Référendum sur le CAFTA


Déclaration des « Mujeres del NO » (Femmes du NON)

« Mujeres contra el TLC » (Femmes contre l’ALE) est le nom que nous nous sommes données pendant la courageuse période de lutte qui restera dans l’histoire comme la campagne contre le CAFTA. Nous sommes les créatrices de la Bannière de nos rêves, sur laquelle des milliers de personnes ont laissé l’empreinte de leur rejet du traité et à l’imposition d’une politique néolibérale hasardeuse qui livrait les biens et les services appartenant au peuple aux entreprises privées pour que ces dernières tirent profit des besoins de base de la population. Une politique qui affecte les femmes, elles qui ont la responsabilité de la reproduction et qui prennent soin de la vie sur Terre et ce, au sens le plus large. Une politique qui met en péril notre état de droit social qui, bien qu’il soit loin d’être parfait, nous a néanmoins permis de survivre dans de meilleures conditions que celles vécues par nos consœurs d’Amérique centrale.

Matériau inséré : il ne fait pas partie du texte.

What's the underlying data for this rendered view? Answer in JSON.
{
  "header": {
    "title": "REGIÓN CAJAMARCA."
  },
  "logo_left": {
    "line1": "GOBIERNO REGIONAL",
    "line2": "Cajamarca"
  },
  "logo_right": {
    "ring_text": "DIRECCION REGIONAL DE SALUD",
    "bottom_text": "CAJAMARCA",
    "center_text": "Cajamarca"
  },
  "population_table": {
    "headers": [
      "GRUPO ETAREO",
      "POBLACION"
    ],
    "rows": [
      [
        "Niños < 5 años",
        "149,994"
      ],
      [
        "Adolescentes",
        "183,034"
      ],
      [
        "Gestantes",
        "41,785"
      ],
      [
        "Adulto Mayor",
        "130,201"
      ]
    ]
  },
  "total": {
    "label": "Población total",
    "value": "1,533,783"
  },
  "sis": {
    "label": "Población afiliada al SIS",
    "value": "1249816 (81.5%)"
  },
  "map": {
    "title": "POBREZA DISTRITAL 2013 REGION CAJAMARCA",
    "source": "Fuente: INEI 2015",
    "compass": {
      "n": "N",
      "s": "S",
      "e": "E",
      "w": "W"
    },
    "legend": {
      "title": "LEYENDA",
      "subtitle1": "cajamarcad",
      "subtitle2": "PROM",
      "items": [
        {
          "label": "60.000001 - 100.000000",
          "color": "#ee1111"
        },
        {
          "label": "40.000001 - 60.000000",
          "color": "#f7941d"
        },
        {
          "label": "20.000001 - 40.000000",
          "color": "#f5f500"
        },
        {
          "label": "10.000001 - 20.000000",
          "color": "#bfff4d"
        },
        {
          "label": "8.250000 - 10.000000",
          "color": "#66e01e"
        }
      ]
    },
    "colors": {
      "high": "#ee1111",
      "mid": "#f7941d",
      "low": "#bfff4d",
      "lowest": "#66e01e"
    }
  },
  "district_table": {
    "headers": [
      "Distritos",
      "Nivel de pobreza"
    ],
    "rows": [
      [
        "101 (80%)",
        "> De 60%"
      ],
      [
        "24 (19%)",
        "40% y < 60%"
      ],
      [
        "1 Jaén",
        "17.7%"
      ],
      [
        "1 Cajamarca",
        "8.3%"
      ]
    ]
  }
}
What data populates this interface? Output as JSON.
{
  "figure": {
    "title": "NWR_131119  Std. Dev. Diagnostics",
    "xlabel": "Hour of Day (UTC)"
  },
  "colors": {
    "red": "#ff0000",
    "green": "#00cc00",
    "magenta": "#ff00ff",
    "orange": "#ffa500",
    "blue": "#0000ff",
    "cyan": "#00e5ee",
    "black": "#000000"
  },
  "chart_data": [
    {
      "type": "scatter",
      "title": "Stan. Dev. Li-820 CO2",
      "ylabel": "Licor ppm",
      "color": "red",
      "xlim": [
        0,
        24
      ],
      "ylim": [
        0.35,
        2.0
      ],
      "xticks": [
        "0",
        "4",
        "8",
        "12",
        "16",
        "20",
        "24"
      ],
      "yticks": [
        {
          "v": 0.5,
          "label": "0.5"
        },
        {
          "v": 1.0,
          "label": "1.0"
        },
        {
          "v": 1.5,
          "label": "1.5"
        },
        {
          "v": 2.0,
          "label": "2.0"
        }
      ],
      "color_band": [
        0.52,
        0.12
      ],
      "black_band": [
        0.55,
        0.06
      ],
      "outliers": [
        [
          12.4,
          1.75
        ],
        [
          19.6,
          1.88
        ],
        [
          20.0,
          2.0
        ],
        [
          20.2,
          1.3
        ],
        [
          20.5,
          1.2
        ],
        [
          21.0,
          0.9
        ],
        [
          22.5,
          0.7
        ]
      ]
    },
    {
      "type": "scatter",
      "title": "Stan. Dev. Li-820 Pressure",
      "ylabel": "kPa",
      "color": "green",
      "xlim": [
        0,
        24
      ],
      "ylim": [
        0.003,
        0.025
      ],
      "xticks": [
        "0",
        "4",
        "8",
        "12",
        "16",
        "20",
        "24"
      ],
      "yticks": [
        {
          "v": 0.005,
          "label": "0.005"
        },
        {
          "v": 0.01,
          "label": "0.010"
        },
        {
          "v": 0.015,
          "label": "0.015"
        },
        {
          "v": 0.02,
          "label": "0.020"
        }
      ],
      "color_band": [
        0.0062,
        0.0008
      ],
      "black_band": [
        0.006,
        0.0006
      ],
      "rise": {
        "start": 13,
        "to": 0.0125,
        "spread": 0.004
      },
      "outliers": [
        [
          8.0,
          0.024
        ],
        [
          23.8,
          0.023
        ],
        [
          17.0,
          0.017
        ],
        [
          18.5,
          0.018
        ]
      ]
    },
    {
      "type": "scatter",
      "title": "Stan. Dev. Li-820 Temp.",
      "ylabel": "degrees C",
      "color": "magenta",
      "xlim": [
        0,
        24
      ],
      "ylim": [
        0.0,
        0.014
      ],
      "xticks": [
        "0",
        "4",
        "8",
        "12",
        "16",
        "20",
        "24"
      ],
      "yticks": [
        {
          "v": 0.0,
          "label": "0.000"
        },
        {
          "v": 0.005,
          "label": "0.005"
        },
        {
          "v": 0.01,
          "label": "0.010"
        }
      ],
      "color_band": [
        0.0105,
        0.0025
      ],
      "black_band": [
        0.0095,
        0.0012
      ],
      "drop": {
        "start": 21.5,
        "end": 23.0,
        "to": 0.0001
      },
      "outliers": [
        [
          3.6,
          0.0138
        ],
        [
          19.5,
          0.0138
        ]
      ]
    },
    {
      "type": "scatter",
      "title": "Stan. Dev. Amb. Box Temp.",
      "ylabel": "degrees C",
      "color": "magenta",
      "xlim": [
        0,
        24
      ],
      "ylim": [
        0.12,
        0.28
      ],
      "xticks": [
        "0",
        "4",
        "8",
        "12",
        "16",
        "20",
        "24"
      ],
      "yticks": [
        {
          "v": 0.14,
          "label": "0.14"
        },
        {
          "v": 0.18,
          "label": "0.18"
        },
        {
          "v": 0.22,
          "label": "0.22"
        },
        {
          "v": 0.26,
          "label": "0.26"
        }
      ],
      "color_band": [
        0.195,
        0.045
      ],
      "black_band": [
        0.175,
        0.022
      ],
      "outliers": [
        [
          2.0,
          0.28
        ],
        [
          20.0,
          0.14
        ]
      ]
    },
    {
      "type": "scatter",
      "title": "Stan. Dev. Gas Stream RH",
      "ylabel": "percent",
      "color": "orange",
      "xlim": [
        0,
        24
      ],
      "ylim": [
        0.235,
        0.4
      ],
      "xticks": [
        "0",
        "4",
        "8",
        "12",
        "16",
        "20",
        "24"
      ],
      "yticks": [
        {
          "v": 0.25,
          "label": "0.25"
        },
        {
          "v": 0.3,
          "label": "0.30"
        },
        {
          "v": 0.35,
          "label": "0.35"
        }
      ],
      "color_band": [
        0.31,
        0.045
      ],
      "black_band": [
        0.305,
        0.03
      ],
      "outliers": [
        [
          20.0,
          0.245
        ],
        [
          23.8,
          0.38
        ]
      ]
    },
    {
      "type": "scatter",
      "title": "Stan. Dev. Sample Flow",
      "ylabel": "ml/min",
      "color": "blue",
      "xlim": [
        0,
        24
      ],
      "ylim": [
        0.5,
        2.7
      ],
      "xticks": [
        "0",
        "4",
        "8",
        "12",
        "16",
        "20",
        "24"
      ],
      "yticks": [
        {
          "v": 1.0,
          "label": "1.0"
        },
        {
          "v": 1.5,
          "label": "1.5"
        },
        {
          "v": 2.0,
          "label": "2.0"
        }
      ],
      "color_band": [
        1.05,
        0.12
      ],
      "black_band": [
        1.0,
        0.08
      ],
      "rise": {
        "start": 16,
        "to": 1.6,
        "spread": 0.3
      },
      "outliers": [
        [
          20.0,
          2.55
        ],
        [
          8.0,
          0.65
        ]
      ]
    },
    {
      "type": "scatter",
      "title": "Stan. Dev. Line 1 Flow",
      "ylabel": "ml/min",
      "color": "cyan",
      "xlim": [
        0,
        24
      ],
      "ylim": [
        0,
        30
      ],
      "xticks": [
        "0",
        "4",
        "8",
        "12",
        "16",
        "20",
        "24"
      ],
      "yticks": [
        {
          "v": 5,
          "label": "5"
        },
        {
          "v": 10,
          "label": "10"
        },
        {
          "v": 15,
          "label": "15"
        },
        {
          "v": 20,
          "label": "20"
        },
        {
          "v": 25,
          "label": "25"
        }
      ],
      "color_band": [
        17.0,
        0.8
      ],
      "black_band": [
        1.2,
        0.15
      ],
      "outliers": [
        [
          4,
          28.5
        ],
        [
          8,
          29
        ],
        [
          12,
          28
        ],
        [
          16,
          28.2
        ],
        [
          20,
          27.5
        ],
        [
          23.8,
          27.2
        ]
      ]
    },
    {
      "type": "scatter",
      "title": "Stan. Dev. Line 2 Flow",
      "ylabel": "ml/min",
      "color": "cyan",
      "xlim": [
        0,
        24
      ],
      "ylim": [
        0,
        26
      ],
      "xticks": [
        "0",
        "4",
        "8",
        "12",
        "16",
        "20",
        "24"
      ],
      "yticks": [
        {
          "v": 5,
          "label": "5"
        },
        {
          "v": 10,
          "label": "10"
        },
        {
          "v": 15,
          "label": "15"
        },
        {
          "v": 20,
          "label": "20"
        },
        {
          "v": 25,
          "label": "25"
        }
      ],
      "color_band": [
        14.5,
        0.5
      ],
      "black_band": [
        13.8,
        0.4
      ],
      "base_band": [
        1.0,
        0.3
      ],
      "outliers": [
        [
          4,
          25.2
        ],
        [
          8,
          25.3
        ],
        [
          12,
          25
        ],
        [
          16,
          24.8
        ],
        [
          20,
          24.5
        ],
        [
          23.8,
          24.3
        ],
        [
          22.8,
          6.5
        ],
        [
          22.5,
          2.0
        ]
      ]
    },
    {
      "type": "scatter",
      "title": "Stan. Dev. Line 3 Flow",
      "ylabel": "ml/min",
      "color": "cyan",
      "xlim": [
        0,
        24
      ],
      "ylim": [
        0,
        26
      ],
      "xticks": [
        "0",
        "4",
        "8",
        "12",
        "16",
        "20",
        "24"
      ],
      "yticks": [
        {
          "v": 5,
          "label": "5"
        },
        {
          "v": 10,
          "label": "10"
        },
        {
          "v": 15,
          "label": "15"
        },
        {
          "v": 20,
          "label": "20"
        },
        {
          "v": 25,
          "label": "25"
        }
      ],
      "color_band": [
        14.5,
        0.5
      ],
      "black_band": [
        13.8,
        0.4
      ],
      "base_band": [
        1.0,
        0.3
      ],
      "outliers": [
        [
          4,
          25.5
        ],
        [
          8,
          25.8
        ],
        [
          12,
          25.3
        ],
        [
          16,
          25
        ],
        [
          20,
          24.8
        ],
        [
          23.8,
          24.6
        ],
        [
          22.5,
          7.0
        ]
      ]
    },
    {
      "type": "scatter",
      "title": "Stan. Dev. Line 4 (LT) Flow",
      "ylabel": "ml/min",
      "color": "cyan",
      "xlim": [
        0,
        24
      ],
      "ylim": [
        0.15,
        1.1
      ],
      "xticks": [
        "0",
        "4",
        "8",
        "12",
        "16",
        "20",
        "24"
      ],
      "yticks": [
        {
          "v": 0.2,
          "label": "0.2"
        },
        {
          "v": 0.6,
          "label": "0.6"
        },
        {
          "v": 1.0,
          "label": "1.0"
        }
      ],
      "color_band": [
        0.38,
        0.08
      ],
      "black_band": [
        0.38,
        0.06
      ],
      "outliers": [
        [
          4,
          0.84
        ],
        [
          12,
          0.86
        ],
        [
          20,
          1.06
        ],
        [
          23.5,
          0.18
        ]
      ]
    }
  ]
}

« Mujeres del NO » (Femmes du NON) était aussi le nom de notre émission radiophonique sur Radio Actual, qui nous a permis de faire partie des forces luttant contre la dictature médiatique qui s’empare de la planète depuis quelques décennies, avec pour but de réduire au silence les milliers de voix diverses qui s’opposent à l’imposition de la politique néolibérale, qui transforme en affaires privées ce qui était auparavant considéré du domaine public. Dans cette émission, nous avons permis à des dizaines de femmes venant de tous les horizons de s’exprimer. En effet, nous avons la conviction que chaque voix a des vérités à partager et des raisons d’être entendue et c’est la raison pour laquelle nous avons donné une notoriété à cette résistance des femmes contre le CAFTA et son modèle de développement.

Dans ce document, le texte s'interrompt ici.